Thursday, 10 July 2008


These should be as nearly original, or at least unattributable, as possible. No overt filth please!

Here's a starter, wholly original to me I think, because I actually dreamt it, a few years ago:

Having had a minor invasion of mice, I bought a tin of rat poison, and read the instructions on the label. At the bottom, in small print, it said 'Rat Not Included.'

1 comment:

  1. Wendy's dishwasher broke so she called a repairman. Since she had to go to work the next day, she told the repairman, "I'll leave the key under the mat. Fix the dishwasher, leave the bill on the counter, and I'll post you a cheque."
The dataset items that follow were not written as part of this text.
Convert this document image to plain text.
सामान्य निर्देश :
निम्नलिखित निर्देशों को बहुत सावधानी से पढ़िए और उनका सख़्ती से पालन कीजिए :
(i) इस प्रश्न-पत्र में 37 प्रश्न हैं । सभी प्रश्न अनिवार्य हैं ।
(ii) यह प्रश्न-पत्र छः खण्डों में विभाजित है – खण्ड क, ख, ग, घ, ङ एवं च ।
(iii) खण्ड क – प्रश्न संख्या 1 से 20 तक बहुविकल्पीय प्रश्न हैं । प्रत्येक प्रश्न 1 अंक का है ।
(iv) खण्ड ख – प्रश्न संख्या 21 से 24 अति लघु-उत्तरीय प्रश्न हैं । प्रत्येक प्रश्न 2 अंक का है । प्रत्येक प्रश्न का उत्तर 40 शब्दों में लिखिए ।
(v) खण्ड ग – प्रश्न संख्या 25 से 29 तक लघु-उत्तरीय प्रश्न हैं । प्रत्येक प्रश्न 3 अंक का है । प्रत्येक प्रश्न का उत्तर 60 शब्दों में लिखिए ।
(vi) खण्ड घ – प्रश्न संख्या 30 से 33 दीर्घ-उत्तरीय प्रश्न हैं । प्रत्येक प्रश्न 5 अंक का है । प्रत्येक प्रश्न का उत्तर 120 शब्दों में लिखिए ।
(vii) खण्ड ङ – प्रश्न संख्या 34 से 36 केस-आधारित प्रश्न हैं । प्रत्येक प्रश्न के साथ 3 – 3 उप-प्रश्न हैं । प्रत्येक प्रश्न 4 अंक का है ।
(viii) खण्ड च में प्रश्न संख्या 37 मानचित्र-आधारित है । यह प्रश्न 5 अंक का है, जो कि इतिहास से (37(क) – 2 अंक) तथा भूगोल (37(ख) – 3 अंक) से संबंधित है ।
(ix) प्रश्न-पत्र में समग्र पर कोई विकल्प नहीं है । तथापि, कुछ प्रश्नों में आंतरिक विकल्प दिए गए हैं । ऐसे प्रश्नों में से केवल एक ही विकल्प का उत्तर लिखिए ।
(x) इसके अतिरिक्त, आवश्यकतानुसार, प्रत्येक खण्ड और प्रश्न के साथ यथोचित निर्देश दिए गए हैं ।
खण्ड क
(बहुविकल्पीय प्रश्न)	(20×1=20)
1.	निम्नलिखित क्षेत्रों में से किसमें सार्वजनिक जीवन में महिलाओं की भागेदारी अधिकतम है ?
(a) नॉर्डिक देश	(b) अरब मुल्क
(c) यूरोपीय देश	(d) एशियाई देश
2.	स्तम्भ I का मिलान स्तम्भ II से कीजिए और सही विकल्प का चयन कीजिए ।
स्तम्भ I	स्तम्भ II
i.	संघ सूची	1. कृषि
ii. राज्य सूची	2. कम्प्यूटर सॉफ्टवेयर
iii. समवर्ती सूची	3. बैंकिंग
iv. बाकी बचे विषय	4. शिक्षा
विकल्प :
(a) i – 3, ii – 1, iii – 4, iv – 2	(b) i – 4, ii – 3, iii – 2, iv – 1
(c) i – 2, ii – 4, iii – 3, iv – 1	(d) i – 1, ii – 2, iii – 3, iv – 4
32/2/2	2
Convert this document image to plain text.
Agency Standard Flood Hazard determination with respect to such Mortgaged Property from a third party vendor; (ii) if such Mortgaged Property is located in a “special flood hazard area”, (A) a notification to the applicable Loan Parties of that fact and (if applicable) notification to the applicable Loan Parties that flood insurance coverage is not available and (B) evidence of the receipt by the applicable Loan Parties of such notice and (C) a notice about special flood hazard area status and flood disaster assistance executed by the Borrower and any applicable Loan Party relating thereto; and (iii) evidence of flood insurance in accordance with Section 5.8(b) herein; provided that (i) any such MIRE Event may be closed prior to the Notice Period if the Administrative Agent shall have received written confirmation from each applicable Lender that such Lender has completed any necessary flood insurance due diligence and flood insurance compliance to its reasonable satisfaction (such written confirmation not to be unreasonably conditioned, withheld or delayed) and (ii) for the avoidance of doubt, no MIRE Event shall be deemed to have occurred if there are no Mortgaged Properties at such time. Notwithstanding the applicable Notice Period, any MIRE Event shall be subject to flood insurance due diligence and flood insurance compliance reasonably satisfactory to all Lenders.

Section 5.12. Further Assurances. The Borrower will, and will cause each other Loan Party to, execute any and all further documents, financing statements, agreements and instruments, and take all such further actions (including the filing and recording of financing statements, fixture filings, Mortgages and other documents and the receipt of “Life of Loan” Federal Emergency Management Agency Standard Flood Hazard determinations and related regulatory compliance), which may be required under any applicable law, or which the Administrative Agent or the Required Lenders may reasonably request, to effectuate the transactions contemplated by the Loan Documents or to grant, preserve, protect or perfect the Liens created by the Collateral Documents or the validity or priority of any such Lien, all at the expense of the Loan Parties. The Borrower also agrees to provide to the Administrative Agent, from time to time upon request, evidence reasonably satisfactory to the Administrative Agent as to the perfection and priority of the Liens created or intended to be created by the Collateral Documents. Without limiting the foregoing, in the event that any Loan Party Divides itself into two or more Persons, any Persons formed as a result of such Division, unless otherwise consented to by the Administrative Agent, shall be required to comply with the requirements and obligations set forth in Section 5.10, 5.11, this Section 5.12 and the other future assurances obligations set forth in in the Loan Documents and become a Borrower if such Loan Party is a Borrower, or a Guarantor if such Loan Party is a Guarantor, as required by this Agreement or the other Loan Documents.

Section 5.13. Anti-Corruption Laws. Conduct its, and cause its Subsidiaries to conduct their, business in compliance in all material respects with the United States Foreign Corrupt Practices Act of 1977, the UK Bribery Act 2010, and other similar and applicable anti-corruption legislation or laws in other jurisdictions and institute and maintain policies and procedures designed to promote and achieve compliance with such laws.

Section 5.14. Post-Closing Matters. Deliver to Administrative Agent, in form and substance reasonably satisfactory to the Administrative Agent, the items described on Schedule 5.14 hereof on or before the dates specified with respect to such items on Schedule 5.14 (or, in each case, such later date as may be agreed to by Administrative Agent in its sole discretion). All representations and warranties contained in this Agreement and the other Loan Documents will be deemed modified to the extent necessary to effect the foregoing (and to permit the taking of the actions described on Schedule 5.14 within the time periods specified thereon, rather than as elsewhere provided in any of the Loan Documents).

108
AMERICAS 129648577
    "Oh, by the way don't worry about my bulldog Spike. He won't bother you. But,whatever you do, do NOT, under ANY circumstances, talk to my parrot! I REPEAT, DO NOT TALK TO MY PARROT!!!"

    When the repairman arrived at Wendy's house the following day, he
    discovered the biggest, meanest looking bulldog he had ever seen.
    But, just as she had said, the dog just lay there on the carpet watching the repairman go about his work.

    The parrot, however, drove him nuts the whole time with his incessant yelling, cursing and name calling. Finally the repairman couldn't contain
    himself any longer and yelled,

    "Shut up, you stupid, ugly bird!"

    To which the parrot replied, "Get him, Spike!"